Cette dernière, pour remplir les engagements pris par l’Union Européenne et suivant les recommandations scientifiques, souhaite que le Total Admissible de Capture (TAC) de thon rouge soit divisé par deux pour l’année prochaine, ne dépassant pas les 6000 tonnes alors que Bruno Le Maire, ministre français de la pêche, a plaidé pour un status quo, soit le maintien d’un TAC à 13 500 tonnes pour 2011.

« Bruno Le Maire assène des contre-vérités afin de maintenir les intérêts de quelques-uns. Il prétend que 500 emplois de pêcheurs sont en jeu, alors que la baisse du quota à 6000 tonnes, ne toucherait que la pêche industrielle à la senne, soit 17 bateaux pêchant un mois par an. Contrairement à la pêche artisanale, cette pêche génère peu d’emplois à bord comme à terre – les thons étant vendus directement à des fermes d’engraissement étrangères – alors qu’elle capture l’immense majorité du quota français.» s’insurge Charles Braine, Responsable du programme Pêche Durable au WWF-France.

« La France a fait volte-face. En février dernier, elle considérait l’espèce en danger au point de prétendre vouloir en interdire le commerce international et aujourd’hui, pour des raisons visiblement électorales, elle mène la fronde contre la proposition équilibrée de la commission européenne. Rappelons-nous le temps où le Président de la République se posait en défenseur de l’espèce ! Tous les regards sont pourtant tournés vers la France où s’ouvre dans 3 semaines la prochaine réunion de l’ICCAT. C’est un bien triste message qu’envoie notre pays, qui possède le deuxième domaine maritime mondial, à l’heure où 80% des espèces pêchées sont surexploitées ou en passe de l’être. » s’inquiète Isabelle Autissier, Présidente du WWF-France.

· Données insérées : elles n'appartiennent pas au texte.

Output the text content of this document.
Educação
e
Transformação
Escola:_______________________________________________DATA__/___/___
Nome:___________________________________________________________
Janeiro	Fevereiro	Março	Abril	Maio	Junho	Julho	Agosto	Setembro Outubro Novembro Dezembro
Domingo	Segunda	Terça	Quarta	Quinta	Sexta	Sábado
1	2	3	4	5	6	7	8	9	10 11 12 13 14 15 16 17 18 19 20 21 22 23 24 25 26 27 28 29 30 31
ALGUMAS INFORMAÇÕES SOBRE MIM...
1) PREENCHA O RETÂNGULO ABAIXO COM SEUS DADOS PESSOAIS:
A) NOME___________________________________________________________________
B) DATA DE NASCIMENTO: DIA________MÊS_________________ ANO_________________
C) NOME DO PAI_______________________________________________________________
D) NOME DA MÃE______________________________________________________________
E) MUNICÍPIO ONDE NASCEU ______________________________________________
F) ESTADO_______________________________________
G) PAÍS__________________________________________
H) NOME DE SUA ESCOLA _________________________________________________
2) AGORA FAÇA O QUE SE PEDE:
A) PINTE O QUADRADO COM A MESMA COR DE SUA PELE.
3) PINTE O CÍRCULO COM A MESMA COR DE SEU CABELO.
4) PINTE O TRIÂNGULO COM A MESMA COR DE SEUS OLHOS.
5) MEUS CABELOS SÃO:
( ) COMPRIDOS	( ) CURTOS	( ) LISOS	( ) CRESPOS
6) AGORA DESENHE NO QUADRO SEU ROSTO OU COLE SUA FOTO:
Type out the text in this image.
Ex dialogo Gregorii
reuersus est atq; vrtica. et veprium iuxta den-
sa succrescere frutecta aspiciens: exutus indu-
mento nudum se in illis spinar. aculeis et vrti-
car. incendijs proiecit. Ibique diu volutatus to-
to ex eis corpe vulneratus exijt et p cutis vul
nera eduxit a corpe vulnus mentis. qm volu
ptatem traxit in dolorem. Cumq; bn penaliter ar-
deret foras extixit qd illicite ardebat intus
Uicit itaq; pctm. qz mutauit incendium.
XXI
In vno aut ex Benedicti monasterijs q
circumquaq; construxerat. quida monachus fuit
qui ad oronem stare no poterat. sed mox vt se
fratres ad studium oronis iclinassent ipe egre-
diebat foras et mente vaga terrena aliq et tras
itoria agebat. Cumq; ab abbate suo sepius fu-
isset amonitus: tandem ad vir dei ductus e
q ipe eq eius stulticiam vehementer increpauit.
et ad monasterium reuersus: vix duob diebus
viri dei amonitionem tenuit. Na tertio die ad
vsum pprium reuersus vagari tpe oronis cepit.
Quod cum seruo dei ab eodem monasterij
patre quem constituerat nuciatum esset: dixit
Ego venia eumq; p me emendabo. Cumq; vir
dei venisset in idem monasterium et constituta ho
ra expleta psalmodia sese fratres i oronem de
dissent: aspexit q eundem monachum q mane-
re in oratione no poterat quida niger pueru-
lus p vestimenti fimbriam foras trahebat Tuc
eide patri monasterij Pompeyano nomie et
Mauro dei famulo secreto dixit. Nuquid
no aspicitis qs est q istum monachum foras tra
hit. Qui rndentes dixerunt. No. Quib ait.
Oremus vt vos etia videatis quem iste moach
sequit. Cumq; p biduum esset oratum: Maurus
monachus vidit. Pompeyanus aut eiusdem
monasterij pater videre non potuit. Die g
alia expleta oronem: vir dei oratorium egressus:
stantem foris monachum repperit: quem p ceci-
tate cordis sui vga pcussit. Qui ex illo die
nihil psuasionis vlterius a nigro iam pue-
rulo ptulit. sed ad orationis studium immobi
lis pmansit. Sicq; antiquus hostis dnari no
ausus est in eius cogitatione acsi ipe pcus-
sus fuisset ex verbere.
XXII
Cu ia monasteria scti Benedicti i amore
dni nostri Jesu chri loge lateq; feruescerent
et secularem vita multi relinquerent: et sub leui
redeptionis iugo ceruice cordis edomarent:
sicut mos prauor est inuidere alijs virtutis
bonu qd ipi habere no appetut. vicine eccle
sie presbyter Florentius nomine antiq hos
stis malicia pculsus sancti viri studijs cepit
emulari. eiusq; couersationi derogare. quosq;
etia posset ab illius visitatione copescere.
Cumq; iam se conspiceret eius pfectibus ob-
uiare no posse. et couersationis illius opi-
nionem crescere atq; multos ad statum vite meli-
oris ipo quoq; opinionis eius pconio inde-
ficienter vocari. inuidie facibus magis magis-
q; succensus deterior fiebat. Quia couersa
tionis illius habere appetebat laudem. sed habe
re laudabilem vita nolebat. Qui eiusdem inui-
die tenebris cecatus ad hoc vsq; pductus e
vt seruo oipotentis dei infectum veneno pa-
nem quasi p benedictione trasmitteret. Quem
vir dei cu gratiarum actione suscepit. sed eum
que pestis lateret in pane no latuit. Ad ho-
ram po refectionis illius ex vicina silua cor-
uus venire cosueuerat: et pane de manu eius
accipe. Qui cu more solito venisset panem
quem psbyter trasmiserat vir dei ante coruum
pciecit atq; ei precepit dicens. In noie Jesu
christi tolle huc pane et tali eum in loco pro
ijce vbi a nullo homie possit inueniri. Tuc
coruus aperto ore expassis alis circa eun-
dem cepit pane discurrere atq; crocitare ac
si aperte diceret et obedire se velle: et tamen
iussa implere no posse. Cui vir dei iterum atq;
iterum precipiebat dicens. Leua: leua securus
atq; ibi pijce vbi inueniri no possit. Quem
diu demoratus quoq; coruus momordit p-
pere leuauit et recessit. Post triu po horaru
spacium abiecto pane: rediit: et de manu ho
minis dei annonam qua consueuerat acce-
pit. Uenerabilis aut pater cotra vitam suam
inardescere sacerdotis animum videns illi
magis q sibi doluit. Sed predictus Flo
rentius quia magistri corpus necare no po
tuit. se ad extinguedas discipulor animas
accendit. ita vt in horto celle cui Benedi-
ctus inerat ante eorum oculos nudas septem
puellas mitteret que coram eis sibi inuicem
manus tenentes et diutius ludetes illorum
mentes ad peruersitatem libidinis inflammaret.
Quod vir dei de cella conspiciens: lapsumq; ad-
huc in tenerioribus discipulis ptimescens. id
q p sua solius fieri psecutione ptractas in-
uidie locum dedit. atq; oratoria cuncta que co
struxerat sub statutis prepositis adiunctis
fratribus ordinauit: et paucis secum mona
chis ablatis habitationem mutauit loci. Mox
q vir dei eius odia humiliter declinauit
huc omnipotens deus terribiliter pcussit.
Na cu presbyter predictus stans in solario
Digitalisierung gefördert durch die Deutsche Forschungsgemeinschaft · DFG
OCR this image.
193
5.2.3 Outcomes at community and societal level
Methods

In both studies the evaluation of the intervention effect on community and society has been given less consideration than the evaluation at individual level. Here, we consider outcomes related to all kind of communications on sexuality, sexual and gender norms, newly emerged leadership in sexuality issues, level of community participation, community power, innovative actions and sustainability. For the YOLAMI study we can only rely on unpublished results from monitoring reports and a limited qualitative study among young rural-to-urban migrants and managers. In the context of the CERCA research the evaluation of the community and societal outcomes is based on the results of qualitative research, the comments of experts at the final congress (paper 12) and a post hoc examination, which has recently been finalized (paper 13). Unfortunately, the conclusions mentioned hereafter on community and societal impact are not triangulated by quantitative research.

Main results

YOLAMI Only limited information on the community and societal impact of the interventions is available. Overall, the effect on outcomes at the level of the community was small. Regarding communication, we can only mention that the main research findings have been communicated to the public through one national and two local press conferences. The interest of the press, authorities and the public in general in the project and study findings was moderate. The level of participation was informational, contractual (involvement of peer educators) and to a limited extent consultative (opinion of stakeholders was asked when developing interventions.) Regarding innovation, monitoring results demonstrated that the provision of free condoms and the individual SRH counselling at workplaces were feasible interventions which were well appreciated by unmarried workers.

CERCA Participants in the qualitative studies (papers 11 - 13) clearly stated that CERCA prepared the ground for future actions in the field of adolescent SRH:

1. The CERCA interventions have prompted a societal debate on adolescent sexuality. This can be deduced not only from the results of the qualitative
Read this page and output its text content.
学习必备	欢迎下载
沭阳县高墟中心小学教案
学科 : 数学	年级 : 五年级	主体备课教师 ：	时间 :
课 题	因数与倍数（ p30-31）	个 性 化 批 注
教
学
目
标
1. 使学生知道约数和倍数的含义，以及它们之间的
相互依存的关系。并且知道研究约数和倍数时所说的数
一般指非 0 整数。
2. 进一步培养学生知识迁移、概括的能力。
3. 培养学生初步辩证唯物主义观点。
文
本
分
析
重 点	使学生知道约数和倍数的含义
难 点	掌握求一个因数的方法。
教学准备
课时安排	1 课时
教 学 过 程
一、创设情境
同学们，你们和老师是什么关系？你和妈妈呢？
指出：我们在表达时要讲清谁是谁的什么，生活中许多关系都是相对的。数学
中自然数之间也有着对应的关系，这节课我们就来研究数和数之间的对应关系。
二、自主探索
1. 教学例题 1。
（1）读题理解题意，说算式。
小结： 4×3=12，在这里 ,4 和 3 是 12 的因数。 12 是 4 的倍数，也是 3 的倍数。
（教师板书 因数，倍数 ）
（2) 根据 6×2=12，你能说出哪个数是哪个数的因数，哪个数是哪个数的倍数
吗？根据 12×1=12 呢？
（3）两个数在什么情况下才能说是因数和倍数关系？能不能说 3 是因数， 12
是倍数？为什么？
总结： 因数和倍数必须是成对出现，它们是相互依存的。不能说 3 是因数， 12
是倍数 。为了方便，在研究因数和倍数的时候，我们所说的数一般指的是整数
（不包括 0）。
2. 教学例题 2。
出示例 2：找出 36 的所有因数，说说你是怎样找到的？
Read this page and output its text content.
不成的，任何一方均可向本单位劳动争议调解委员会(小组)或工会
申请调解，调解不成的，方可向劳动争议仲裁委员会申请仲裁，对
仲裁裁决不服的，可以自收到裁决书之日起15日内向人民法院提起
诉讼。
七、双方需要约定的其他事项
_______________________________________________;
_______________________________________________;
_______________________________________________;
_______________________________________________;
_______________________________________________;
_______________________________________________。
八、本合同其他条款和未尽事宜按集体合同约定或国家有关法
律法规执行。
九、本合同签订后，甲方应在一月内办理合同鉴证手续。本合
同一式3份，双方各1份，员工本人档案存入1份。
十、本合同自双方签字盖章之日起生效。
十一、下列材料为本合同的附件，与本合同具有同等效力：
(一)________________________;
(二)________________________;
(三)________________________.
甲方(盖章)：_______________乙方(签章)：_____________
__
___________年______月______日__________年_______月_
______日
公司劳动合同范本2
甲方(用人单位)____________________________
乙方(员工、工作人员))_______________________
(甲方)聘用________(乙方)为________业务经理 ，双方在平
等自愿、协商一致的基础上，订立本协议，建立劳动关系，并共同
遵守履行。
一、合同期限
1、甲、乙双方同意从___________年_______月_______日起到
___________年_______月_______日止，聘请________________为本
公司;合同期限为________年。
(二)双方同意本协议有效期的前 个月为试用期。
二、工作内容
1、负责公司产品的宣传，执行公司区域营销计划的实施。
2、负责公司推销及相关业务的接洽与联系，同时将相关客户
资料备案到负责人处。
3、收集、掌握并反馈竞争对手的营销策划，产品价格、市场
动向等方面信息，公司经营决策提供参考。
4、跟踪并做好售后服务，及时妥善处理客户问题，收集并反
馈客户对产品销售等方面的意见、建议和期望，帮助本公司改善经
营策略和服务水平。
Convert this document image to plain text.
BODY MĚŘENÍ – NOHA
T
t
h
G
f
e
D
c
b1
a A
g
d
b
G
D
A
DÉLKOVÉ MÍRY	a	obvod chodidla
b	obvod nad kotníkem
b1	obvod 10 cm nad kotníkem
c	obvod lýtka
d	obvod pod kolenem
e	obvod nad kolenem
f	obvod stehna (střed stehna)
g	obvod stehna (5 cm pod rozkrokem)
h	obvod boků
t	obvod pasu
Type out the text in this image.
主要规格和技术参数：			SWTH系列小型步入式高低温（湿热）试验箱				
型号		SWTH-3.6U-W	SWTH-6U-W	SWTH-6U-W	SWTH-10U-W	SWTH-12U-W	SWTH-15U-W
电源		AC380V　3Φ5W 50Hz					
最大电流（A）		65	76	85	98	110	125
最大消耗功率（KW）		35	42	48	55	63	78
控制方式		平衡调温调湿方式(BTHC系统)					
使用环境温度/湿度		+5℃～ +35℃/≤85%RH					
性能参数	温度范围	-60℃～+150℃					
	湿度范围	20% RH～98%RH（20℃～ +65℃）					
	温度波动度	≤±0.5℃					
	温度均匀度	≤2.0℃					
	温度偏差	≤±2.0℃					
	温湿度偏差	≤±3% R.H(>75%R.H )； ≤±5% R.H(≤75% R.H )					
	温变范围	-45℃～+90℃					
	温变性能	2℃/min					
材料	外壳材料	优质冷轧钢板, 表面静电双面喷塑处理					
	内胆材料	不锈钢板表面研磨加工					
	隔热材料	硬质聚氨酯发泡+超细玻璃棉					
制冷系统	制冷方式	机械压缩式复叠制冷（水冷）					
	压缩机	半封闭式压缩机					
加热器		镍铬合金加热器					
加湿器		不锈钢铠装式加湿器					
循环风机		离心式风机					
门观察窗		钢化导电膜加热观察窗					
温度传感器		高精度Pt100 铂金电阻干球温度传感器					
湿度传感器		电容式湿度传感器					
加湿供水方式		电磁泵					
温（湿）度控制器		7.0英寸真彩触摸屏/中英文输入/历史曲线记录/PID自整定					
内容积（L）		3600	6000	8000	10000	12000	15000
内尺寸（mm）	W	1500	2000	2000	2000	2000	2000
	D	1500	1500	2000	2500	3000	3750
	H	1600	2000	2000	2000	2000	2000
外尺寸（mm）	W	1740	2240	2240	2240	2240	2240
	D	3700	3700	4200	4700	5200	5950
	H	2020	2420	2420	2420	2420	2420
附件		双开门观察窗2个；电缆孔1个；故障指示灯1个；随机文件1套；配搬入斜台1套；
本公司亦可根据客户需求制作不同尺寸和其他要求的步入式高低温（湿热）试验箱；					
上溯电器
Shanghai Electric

La position de l’UE n’ayant pas encore été arrêtée, le WWF appelle le Président Sarkozy à respecter son engagement prononcé en clôture du Grenelle de l’Environnement selon lequel « la France sera, dorénavant, à la tête de la politique environnementale européenne, avec la Commission et le Parlement européens qui sont le moteur de cette politique. Toutes les initiatives de la Commission pour accroître les normes, nous les soutiendrons ».
Le cas du thon rouge est l’occasion parfaite pour la France de montrer si elle est à la tête ou à la traîne de la politique environnementale européenne.